Ravel war schon als Student beeindruckt von der grotesken, fantastischen Texten. Doch das war nicht der einzige Grund, weshalb er von Mai bis September 1908 daran arbeitete, die Spukgestalten und die düstere Stimmung der Gedichte in Musik umzusetzen. Nach einem Schlaganfall seines Vaters rechnete Ravel täglich damit, dass dieser sterben würde. Und obwohl Maurice Ravel sonst normalerweise nicht autobiografisch komponierte, spürt man in "Gaspard de la nuit" doch ganz deutlich die Allgegenwart des Todes.
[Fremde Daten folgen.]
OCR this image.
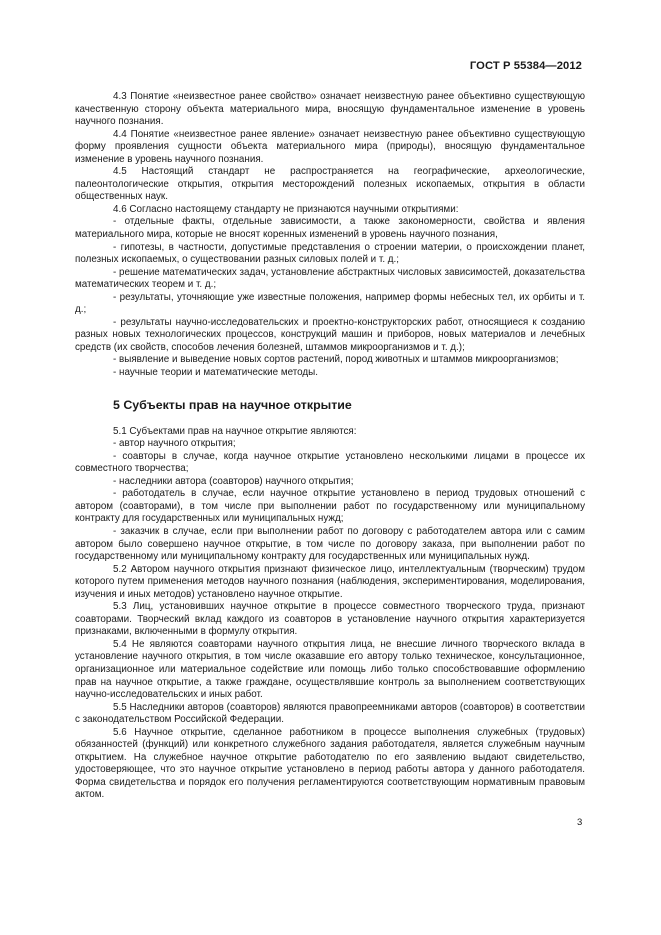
ГОСТ Р 55384—2012

4.3 Понятие «неизвестное ранее свойство» означает неизвестную ранее объективно существующую качественную сторону объекта материального мира, вносящую фундаментальное изменение в уровень научного познания.

4.4 Понятие «неизвестное ранее явление» означает неизвестную ранее объективно существующую форму проявления сущности объекта материального мира (природы), вносящую фундаментальное изменение в уровень научного познания.

4.5 Настоящий стандарт не распространяется на географические, археологические, палеонтологические открытия, открытия месторождений полезных ископаемых, открытия в области общественных наук.

4.6 Согласно настоящему стандарту не признаются научными открытиями:

- отдельные факты, отдельные зависимости, а также закономерности, свойства и явления материального мира, которые не вносят коренных изменений в уровень научного познания,

- гипотезы, в частности, допустимые представления о строении материи, о происхождении планет, полезных ископаемых, о существовании разных силовых полей и т. д.;

- решение математических задач, установление абстрактных числовых зависимостей, доказательства математических теорем и т. д.;

- результаты, уточняющие уже известные положения, например формы небесных тел, их орбиты и т. д.;

- результаты научно-исследовательских и проектно-конструкторских работ, относящиеся к созданию разных новых технологических процессов, конструкций машин и приборов, новых материалов и лечебных средств (их свойств, способов лечения болезней, штаммов микроорганизмов и т. д.);

- выявление и выведение новых сортов растений, пород животных и штаммов микроорганизмов;

- научные теории и математические методы.

5 Субъекты прав на научное открытие

5.1 Субъектами прав на научное открытие являются:

- автор научного открытия;

- соавторы в случае, когда научное открытие установлено несколькими лицами в процессе их совместного творчества;

- наследники автора (соавторов) научного открытия;

- работодатель в случае, если научное открытие установлено в период трудовых отношений с автором (соавторами), в том числе при выполнении работ по государственному или муниципальному контракту для государственных или муниципальных нужд;

- заказчик в случае, если при выполнении работ по договору с работодателем автора или с самим автором было совершено научное открытие, в том числе по договору заказа, при выполнении работ по государственному или муниципальному контракту для государственных или муниципальных нужд.

5.2 Автором научного открытия признают физическое лицо, интеллектуальным (творческим) трудом которого путем применения методов научного познания (наблюдения, экспериментирования, моделирования, изучения и иных методов) установлено научное открытие.

5.3 Лиц, установивших научное открытие в процессе совместного творческого труда, признают соавторами. Творческий вклад каждого из соавторов в установление научного открытия характеризуется признаками, включенными в формулу открытия.

5.4 Не являются соавторами научного открытия лица, не внесшие личного творческого вклада в установление научного открытия, в том числе оказавшие его автору только техническое, консультационное, организационное или материальное содействие или помощь либо только способствовавшие оформлению прав на научное открытие, а также граждане, осуществлявшие контроль за выполнением соответствующих научно-исследовательских и иных работ.

5.5 Наследники авторов (соавторов) являются правопреемниками авторов (соавторов) в соответствии с законодательством Российской Федерации.

5.6 Научное открытие, сделанное работником в процессе выполнения служебных (трудовых) обязанностей (функций) или конкретного служебного задания работодателя, является служебным научным открытием. На служебное научное открытие работодателю по его заявлению выдают свидетельство, удостоверяющее, что это научное открытие установлено в период работы автора у данного работодателя. Форма свидетельства и порядок его получения регламентируются соответствующим нормативным правовым актом.

3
In "Le Gibet" – auf Deutsch "der Galgen" – erklingt 153 Mal ein B, in nur 52 Takten! Es symbolisiert die Glocke, die an den Mauern der Stadt läutet, während die untergehende Sonne den Leichnam des Gehängten rötet. Dicht aufeinander folgende Arpeggien erinnern an perlende Wassertropfen und charakterisieren die Wassernixe "Ondine". Das dritte Stück "Scarbo" handelt von einem listigen Kobold, der die Menschen in ihrem Schlaf stört.
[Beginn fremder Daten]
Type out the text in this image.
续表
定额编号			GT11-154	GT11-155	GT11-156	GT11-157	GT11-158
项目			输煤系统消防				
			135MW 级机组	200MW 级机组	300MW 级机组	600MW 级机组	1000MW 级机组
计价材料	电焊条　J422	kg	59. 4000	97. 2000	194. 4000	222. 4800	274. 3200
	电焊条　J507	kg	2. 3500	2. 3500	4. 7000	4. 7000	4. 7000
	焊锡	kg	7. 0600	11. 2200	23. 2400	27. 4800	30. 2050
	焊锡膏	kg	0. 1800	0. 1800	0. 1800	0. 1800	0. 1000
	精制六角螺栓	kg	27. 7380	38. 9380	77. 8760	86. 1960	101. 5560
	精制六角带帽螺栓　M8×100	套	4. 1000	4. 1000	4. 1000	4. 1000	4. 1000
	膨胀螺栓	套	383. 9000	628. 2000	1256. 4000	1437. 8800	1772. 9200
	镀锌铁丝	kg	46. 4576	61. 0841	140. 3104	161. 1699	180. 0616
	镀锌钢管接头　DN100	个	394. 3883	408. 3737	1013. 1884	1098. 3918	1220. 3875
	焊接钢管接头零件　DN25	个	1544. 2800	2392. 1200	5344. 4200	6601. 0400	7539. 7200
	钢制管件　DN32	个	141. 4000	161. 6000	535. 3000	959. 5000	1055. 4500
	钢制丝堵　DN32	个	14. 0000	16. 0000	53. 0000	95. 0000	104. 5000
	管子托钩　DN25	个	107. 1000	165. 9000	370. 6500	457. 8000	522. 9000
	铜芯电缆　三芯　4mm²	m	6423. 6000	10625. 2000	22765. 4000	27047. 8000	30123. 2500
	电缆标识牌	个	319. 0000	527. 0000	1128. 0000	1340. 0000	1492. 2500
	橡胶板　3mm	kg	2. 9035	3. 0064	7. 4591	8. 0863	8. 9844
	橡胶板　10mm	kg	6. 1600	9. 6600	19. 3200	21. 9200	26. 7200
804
"Gaspard de la nuit" sind zu Klang geronnene Alpträume. Es gehört zum Radikalsten, was Ravel je geschaffen hat. Der spanische Pianist Ricardo Viñes hat das dreiteilige Werk im Januar 1909 in Paris uraufgeführt, in einem Konzert der Société Nationale. Das Stück wurde gut angenommen und zählt heute zu den bedeutendsten Stücken Ravels. Dessen Vater erlebte diesen Erfolg seines Sohnes allerdings nicht mehr. Er starb nur einen Monat nach Vollendung des Werks, am 13. Oktober 1908, an einer Gehirnthrombose.
Der Pianist Herbert Schuch
Herbert Schuch wurde 1979 in Temeschvar, Rumänien geboren und erhielt dort seinen ersten Klavierunterricht bei Maria Bodo. Kurz vor dem Zusammenbruch des kommunistischen Regimes übersiedelte die Familie nach Deutschland. Dort studierte er zunächst bei Kurt Hantsch in Rosenheim, ehe er – zwölfjährig – ans Salzburger Mozarteum in die Klasse von Karl-Heinz Kämmerling aufgenommen wurde.
2004/2005 wurde Herbert Schuch beim Casagrande-Klavierwettbewerb in Terni, beim London International Piano Competition, sowie dem Internationalen Beethoven-Klavierwettbewerb in Wien jeweils mit einem 1. Preis ausgezeichnet. Daran anschließend debütierte er im Wiener Musikverein unter der Leitung von Pierre Boulez mit Beethovens 5. Klavierkonzert.
Seither arbeitete er u.a. mit Orchestern wie dem RSO Frankfurt, der Deutschen Radio Philharmonie Saarbrücken/Kaiserslautern, dem London Philharmonic Orchestra, der Camerata Salzburg, der Staatsphilharmonie Rheinland-Pfalz, dem Orchestre National de Lyon und ist regelmäßig Gast bei Festspielen wie dem Rheingau Musik Festival, dem Kissinger Sommer, oder dem Klavier-Festival Ruhr.
Sein Interesse für Kammermusik - geweckt durch eigenes Geigenspiel zur Kinderzeit – teilt er mit Musikern wie Adrian Brendel, Mirijam Contzen, Julia Fischer, Marie-Elisabeth Hecker, Sebastian Klinger, Alina Pogostkin, Martin Spangenberg.
In jüngster Zeit erfährt Herbert Schuch in besonderer Weise Prägung in der Begegnung und Arbeit mit Alfred Brendel. 2005 erschien seine Debüt-CD mit Werken von Schumann und Ravel beim Label OehmsClassics. Ab März 2009 ist Herbert Schuchs dritte CD-Produktion mit "Nachtstücken" im Handel.
Herbert Schuch engagiert sich neben seiner Konzerttätigkeit in der von Lars Vogt gegründeten Organisation "Rhapsody in School", welche sich für die Vermittlung von Klassik in Schulen einsetzt. Dem von Yehudi Menuhin gegründete Verein "Live Music Now" gehörte er zwischen 1996 und 2006 an.